Dans de nombreuses espèces, les stades planctoniques ne sont qu’une phase éphémère du cycle de vie de l’organisme, la dispersion et la concentration des cellules dormantes non mobiles étant déterminées par les mêmes fonctions de forçage qui contrôlent la dynamique des particules passives dans l’eau et dans les sédiments. La dormance et la maturation des kystes au repos sont des processus biologiques essentiels pour la population de dinoflagellés. La période de dormance est un temps de maturation au cours duquel l’activité biologique (la croissance) est suspendue. La germination ne peut pas être induite pendant la dormance, mais lorsqu’elle est terminée, le kyste entre en quiescence, une période pendant laquelle la germination peut se produire si les conditions environnementales environnantes sont appropriées.
La durée des périodes de dormance et de quiescence peut affecter le moment des floraisons. La dormance peut durer de quelques heures à quelques jours ou mois et elle est spécifique à chaque espèce (par exemple, 50 jours pour Alexandrium taylori, 1 mois pour Alexandrium minutum ou seulement quelques jours pour Kryptoperidinium foliaceum).
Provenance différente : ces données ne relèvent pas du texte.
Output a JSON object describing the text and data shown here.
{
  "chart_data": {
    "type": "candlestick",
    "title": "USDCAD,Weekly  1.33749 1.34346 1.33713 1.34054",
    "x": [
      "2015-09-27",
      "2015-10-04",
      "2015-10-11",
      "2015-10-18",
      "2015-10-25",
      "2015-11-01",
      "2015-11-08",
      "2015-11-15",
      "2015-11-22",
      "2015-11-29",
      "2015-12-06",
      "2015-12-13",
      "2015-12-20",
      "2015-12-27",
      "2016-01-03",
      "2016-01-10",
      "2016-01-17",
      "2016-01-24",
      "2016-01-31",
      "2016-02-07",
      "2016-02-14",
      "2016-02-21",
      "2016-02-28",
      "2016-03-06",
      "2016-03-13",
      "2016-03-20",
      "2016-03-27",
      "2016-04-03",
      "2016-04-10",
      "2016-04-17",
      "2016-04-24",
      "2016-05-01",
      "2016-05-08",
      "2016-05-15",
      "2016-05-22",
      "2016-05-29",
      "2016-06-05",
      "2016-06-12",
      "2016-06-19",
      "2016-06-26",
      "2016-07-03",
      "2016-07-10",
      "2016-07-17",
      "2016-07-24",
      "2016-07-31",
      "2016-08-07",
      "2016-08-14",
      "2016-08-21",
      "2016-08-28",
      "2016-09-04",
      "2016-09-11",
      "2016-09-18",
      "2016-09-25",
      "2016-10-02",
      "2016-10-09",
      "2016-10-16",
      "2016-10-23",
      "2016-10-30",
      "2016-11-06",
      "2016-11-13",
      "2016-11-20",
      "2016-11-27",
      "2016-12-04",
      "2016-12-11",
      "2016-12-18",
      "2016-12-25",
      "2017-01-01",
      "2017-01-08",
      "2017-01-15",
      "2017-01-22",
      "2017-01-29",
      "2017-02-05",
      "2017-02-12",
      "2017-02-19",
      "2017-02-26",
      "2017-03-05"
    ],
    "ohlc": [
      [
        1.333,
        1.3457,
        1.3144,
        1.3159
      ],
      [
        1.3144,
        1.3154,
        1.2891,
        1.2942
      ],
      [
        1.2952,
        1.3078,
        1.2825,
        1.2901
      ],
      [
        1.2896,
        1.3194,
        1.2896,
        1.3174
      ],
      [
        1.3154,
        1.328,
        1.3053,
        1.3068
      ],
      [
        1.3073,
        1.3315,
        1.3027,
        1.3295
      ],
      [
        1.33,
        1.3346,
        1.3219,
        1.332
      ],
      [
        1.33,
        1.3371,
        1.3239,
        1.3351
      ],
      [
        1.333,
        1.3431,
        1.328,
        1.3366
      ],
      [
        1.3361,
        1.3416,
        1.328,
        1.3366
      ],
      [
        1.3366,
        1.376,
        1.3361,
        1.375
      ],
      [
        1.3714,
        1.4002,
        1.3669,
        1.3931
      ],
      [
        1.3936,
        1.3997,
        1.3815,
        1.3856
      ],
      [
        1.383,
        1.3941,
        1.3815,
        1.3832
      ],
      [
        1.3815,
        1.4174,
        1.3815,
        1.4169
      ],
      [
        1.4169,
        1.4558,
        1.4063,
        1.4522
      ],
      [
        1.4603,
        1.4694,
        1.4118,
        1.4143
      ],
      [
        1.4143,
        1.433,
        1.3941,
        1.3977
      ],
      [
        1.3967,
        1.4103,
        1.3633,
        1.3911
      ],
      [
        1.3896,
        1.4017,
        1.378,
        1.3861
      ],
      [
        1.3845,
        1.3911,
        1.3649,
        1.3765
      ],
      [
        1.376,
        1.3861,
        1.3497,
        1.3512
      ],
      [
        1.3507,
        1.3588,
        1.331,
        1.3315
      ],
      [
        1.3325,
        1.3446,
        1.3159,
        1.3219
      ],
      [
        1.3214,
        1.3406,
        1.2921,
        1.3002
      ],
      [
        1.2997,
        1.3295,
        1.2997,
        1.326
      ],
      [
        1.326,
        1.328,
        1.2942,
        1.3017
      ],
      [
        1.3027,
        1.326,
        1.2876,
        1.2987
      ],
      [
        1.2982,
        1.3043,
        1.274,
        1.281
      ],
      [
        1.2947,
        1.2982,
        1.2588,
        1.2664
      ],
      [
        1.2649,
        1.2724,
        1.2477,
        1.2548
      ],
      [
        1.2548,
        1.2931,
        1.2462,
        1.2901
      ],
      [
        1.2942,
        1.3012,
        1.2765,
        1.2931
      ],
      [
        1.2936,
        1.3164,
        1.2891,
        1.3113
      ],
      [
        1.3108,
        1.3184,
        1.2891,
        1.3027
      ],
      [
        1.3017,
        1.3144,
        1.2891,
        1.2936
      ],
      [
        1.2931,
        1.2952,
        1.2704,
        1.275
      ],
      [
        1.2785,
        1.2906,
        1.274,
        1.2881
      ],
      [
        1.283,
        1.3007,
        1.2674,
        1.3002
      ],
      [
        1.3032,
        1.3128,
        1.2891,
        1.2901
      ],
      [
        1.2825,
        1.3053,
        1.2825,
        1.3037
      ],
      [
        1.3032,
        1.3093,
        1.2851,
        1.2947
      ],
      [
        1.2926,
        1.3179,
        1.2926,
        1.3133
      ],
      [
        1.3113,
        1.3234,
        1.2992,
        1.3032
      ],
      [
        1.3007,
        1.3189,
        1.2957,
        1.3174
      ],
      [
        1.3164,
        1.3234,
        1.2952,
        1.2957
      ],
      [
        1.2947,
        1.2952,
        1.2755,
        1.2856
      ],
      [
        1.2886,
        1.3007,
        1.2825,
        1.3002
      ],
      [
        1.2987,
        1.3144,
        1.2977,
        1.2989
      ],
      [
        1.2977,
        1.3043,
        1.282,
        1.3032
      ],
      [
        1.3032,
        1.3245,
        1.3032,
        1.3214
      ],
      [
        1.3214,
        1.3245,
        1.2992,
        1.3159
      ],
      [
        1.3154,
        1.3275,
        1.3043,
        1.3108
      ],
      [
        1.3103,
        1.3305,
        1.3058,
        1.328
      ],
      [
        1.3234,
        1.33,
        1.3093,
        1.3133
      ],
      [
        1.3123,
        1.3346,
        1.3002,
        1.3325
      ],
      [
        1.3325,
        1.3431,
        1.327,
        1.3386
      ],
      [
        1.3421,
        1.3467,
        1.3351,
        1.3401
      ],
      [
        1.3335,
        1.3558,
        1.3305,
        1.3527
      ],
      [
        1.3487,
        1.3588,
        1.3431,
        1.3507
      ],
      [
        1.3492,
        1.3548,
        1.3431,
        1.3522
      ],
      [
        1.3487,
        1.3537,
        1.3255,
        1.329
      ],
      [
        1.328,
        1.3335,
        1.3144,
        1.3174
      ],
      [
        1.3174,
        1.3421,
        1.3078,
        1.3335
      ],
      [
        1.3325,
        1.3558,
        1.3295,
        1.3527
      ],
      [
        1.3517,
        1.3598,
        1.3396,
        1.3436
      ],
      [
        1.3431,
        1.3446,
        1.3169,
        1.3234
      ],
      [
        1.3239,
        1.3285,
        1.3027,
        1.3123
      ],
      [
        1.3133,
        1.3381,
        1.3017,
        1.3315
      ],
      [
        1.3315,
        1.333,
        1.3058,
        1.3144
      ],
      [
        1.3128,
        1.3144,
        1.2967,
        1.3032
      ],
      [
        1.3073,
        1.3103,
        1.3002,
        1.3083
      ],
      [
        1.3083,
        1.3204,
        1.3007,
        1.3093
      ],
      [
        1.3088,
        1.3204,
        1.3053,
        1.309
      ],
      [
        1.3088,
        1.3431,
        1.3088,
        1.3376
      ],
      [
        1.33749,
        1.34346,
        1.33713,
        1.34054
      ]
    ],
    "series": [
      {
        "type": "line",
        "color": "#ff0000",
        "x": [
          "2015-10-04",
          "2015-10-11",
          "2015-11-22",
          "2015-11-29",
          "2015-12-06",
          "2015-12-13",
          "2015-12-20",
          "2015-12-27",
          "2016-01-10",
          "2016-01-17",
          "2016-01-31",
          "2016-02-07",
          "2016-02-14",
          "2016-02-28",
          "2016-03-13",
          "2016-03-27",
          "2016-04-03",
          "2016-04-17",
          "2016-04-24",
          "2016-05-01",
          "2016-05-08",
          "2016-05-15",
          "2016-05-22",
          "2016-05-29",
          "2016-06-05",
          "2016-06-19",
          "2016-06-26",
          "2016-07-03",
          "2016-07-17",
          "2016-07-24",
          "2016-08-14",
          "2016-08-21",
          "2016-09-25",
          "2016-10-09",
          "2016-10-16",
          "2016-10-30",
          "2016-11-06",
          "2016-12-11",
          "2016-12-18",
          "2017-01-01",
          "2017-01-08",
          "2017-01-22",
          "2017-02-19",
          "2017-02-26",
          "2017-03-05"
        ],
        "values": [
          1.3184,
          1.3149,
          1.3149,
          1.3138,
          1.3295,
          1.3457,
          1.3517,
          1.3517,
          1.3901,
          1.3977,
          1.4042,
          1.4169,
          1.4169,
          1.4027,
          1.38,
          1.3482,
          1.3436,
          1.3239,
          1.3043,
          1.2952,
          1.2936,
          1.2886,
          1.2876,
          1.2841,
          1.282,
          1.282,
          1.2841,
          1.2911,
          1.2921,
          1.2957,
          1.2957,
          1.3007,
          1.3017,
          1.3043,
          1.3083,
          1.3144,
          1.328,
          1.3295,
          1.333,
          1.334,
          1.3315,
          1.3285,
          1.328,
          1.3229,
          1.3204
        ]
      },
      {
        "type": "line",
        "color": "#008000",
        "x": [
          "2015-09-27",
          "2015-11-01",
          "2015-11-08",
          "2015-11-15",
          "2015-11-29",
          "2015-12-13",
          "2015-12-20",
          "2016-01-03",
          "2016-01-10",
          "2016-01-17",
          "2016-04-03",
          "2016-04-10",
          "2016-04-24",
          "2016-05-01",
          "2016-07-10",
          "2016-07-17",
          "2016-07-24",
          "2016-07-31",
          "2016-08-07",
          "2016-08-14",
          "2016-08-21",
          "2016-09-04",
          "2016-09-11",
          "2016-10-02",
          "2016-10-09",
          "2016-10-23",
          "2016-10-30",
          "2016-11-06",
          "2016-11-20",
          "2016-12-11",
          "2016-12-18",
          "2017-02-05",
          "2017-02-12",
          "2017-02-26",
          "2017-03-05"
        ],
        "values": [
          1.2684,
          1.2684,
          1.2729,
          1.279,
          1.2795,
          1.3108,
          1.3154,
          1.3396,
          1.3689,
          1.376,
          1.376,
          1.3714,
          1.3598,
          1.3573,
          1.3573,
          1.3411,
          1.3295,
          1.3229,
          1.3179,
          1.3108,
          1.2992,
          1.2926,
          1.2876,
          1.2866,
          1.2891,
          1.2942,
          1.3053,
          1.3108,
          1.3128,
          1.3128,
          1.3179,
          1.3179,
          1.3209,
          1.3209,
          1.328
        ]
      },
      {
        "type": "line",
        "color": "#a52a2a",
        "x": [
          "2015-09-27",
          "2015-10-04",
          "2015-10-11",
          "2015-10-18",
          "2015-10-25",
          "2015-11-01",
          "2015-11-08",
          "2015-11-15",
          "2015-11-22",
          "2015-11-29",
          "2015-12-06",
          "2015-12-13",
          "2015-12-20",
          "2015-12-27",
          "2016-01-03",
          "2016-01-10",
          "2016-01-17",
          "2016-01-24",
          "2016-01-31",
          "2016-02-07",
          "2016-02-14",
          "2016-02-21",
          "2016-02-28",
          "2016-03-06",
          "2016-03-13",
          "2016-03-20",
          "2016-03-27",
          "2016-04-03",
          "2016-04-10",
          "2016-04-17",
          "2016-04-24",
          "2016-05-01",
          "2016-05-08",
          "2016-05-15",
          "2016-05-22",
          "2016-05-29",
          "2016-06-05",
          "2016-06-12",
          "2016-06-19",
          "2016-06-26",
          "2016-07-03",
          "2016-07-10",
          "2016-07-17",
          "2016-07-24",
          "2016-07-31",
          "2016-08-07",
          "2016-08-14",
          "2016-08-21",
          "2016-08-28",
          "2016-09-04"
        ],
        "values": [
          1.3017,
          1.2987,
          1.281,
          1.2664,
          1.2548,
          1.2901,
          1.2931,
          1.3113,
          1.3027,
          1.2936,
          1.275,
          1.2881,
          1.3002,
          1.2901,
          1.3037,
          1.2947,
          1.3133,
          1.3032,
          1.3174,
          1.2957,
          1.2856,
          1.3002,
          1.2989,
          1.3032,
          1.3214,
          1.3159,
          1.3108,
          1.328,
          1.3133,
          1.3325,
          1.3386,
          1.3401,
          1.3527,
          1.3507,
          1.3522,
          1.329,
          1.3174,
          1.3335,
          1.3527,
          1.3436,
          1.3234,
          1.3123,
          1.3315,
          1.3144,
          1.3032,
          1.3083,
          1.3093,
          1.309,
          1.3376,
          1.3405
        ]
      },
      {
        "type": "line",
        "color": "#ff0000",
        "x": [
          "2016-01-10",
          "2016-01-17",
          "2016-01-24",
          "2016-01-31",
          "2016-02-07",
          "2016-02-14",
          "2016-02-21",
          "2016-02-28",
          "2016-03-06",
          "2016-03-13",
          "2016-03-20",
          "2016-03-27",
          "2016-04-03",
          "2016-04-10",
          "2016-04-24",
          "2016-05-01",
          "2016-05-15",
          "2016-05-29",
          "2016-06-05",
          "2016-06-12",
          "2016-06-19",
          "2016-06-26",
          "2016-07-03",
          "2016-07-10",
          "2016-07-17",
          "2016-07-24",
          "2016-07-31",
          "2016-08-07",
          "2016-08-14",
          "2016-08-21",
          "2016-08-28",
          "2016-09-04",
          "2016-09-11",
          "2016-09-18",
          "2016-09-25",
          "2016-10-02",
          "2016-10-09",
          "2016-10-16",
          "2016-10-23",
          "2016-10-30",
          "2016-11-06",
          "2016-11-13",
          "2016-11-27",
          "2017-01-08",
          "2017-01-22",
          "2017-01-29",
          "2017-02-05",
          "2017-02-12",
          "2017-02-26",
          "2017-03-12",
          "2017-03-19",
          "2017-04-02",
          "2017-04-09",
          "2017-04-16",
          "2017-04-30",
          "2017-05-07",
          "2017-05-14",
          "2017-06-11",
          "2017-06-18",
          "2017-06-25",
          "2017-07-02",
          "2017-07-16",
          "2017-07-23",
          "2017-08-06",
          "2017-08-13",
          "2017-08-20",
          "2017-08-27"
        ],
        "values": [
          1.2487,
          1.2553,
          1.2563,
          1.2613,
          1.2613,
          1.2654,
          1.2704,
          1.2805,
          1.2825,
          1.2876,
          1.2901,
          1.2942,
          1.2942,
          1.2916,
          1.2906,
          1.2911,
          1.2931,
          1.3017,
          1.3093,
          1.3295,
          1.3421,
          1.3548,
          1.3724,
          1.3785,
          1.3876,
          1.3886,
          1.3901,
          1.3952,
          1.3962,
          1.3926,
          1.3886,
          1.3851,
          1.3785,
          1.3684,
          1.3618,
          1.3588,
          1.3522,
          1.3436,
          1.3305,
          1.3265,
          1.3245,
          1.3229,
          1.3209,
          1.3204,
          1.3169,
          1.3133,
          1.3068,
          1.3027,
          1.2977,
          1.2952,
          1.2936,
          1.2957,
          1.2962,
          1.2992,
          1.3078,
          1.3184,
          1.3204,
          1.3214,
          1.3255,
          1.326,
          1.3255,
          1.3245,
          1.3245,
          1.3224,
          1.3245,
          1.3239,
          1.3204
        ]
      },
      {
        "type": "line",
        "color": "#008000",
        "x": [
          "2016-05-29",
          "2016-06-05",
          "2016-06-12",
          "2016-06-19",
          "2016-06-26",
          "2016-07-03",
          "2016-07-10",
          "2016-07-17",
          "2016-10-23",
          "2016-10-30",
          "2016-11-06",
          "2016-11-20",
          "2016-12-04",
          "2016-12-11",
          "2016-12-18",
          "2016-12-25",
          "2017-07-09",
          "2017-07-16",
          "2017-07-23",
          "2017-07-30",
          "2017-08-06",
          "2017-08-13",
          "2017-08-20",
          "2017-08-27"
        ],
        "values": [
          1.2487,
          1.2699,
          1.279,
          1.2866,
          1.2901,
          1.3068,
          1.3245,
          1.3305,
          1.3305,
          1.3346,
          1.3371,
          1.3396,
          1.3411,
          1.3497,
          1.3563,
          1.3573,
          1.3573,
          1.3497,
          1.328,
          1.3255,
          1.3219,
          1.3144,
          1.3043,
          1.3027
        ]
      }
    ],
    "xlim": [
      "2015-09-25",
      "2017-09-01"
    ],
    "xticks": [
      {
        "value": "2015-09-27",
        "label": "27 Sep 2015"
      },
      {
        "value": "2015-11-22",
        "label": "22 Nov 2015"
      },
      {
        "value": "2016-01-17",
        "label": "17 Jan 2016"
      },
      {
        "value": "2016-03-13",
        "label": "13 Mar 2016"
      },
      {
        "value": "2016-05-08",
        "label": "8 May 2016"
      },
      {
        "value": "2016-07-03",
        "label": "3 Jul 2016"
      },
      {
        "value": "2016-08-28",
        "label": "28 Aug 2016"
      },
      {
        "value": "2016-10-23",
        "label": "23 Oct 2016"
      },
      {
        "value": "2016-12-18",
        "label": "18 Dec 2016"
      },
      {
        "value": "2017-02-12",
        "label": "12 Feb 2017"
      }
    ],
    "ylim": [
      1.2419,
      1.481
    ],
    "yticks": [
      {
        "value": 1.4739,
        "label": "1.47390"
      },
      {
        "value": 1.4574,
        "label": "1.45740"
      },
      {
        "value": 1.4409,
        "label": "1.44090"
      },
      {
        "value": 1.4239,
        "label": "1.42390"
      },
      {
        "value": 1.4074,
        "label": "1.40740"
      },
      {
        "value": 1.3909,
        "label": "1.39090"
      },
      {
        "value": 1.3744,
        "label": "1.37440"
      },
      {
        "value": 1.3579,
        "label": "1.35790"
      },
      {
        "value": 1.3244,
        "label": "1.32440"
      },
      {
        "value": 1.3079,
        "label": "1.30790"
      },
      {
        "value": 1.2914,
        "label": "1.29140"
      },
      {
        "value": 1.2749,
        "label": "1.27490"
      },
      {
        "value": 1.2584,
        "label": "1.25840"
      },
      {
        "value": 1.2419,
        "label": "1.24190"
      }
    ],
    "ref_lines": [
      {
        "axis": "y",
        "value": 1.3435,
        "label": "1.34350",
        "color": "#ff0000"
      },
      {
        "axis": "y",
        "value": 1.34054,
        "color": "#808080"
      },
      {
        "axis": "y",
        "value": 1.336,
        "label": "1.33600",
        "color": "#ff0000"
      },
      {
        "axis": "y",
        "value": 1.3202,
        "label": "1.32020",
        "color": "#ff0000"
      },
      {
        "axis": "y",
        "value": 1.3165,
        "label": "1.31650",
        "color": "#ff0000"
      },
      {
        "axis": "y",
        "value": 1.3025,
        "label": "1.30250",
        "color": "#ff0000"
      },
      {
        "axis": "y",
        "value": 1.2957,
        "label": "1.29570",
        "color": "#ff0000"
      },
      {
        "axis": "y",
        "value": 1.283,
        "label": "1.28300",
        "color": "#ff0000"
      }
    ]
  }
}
Le contrôle génétique (endogène) de la dormance a été prouvé chez l’espèce Gymnodinium nolleri (Figueroa et al. 2006c), mais il existe aussi des modulateurs exogènes (abiotiques et physiologiques) et des horloges internes (rythmes endogènes). Par exemple, une horloge endogène circaannuelle avec une période moyenne de 11 mois a été observée dans des conditions environnementales constantes pour la germination des kystes de l’espèce Alexandrium spp. de l’est du Golfe du Maine (Matrai et al. 2005). Les schémas de germination (continus, sporadiques ou saisonniers) déterminent la stratégie de floraison de chaque espèce et la succession saisonnière des espèces. Une fois la germination effectuée, la taille de l’inoculum cellulaire, et donc les chances de devenir une efflorescence, seront influencées non seulement par le nombre de kystes en germination et leur taux de dispersion, mais aussi par leur viabilité (pourcentage de survie du total des cellules en germination et leur capacité à effectuer une méiose réussie), qui dépendra là encore de plusieurs facteurs physiologiques et abiotiques.